Aldo se vistió de mal humor. Eran las ocho de la mañana y apenas había conciliado el sueño tres horas atrás después de haber dado vueltas en la cama con el cuerpo aún excitado por el recuerdo de Francesca. La deseaba, la amaba.
El rostro de Dolores se le apareció como un relámpago y arrojó lejos una bota. «¡Jamás debí tocarle un pelo!», exclamó, para sus adentros. ¿Cómo haría para romper el compromiso después de haberla llevado a la cama, a ella, una joven tan aferrada a sus creencias? Sería un escándalo familiar. Sus padres, en especial su madre, querían emparentarse con los Sánchez Azúa, pues según decían, las dos fortunas unidas constituirían una de las más poderosas del país. No resultaría fácil romper con la heredera y casarse con la hija de la cocinera.
En medio del dilema, Aldo recordó que Celia había mandado por él. Terminó de vestirse y salió del dormitorio. Lo inquietaba la idea de una reunión a solas con ella. Desde niño, su madre lo había atemorizado; ahora, veintiocho años después, se avergonzaba al reconocer que seguía albergando el mismo sentimiento cobarde. La mirada de Celia poseía el talento de amedrentarlo como pocas cosas en el mundo; el rictus de su boca, entre despectivo y amargo, le ponía la mente en blanco. Recordaba con honda tristeza haber preferido el pupilaje de La Salle a convivir con ella. «Pues yo estaría muy triste si mi madre fuera como la suya». La sinceridad inocente y sin malicia de Francesca le arrancó una sonrisa. «Es cierto», pensó Aldo, «pero ahora que te tengo, nada me importa, excepto que seas mía». Llamó a la puerta.
—Hoy quiero que lleves a Dolores y a su madre a conocer Alta Gracia —ordenó Celia, apenas su hijo entró en el dormitorio—. Pasan la noche en el Sierras, se divierten en el casino y regresan mañana.
Aldo la miró estupefacto. ¿Desde cuándo su madre decidía acerca de sus actividades? Dispuesto a replicar, avanzó unos pasos. Celia arremetió nuevamente y lo paró en seco.

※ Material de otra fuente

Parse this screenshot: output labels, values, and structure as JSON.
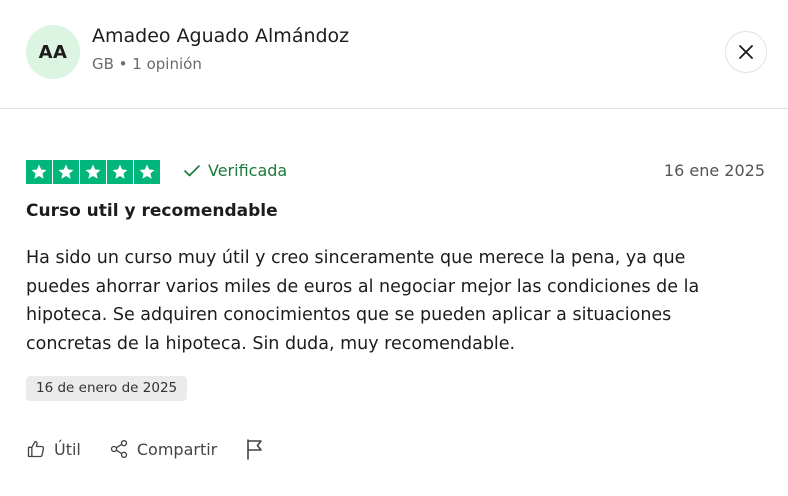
{
  "reviewer": {
    "initials": "AA",
    "name": "Amadeo Aguado Almándoz",
    "meta": "GB • 1 opinión"
  },
  "review": {
    "rating": 5,
    "verified_label": "Verificada",
    "date": "16 ene 2025",
    "title": "Curso util y recomendable",
    "body": "Ha sido un curso muy útil y creo sinceramente que merece la pena, ya que puedes ahorrar varios miles de euros al negociar mejor las condiciones de la hipoteca. Se adquiren conocimientos que se pueden aplicar a situaciones concretas de la hipoteca. Sin duda, muy recomendable.",
    "experience_date": "16 de enero de 2025"
  },
  "actions": {
    "useful_label": "Útil",
    "share_label": "Compartir"
  },
  "colors": {
    "star_green": "#00b67a",
    "verified_green": "#1a7a3c",
    "avatar_bg": "#dcf5e3"
  },
  "icons": [
    "close-icon",
    "star-icon",
    "check-icon",
    "thumbs-up-icon",
    "share-icon",
    "flag-icon"
  ]
}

—La tenés abandonada a Dolores. Carmen me lo hizo notar ayer, muy consternada.
—No creo que ni usted ni la señora Carmen deban inmiscuirse en mis asuntos con Dolores. Ambos somos mayores de edad y sabemos lo que queremos.
Celia levantó una ceja y sonrió sarcásticamente.
—Así que vos sabes lo querés, ¿verdad? ¿Y qué quieres? ¿Embarazar a la hija de la cocinera y tener un bastardo de ella?
Aldo se sintió enfermo y no supo replicar. El miedo atávico que se esparció como veneno en su cuerpo lo dejó inerme y anuló el coraje que había experimentado antes de entrar en la habitación.